Malgré un coût mensuel de quelques dizaines d’euros, les sociétés refusent de faire héberger leurs serveurs sur des clouds publics (Iaas, Infrastructure as a Service). « Les serveurs que nous abritons le sont systématiquement sur des nuages privés, lance Gilles Pecqueron, directeur marketing de Téléhouse. Nos clients refusent de partager les ressources, ce qui réduirait pour­tant leur facture. » Pour Julien Mousqueton, architecte tech­nique chez Agrica, il existe une réelle méfiance vis-à-vis des offres d’infra­structure en cloud public : « On ne sait pas où l’on va, personne n’a la même dé­finition du service à rendre. Par conséquent, nous préférons garder la mainmise sur nos infrastructures afin de maî­triser la qualité du support et la réactivité que nous voulons offrir à nos utilisateurs et à nos métiers. »
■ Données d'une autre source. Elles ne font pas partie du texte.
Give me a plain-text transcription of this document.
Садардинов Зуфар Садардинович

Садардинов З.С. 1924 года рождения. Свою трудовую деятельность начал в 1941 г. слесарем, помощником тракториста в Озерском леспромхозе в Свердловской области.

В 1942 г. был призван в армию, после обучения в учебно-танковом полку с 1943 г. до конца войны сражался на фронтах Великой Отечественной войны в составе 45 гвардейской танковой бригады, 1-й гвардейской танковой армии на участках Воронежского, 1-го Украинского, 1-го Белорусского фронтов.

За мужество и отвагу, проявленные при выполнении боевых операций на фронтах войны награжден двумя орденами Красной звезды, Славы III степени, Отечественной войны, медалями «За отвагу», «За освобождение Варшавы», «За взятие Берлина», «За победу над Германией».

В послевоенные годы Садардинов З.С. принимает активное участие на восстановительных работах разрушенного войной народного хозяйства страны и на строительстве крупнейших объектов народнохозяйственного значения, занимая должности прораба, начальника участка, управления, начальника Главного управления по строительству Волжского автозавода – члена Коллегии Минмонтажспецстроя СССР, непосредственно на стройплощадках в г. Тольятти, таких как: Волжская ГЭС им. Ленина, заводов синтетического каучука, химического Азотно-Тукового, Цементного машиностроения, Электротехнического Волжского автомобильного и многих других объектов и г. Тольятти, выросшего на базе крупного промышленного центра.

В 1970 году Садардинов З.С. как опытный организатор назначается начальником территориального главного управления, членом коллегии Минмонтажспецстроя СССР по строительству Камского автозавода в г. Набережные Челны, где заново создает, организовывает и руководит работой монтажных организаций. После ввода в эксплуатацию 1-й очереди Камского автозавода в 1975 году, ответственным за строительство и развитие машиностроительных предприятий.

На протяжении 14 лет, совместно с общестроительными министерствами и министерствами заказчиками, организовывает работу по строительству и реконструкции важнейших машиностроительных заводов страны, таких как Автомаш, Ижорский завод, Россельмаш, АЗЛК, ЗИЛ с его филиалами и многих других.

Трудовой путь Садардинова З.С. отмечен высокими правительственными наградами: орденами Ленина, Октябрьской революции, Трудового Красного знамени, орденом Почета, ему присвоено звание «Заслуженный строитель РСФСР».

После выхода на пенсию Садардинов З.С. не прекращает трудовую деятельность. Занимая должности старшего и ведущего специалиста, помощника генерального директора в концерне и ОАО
Les éditeurs parmi les plus gros consommateurs

Pour Julien Mousqueton, le flou qui en­toure les offres d’infrastructures pu­bliques n’arrange pas les directions techniques qui cherchent à convaincre leurs hiérarchies de leurs compétences à devenir des directions de service.

Alors, qui est client de ces offres que les hébergeurs – Amazon en tête – mettent autant en avant ? « Les éditeurs », répond Gilles Pecqueron ! Ce sont en effet eux qui souscrivent l’essentiel des serveurs virtuels publics. Cela les autorise à exécuter dans le nuage leurs logiciels Java ou .Net, puis à les revendre aux sociétés sous forme de Saas (Software as a Service). Ces dernières en sont friandes : le marché du Saas est ainsi cinq fois plus important que le cloud traditionnel. Il pré­sente en outre l’avantage d’être plus simple à gérer. Pourtant, le Saas est aussi peu fiable qu’un service Iaas en cloud public. Mais cela, les entreprises ne le perçoivent pas vraiment.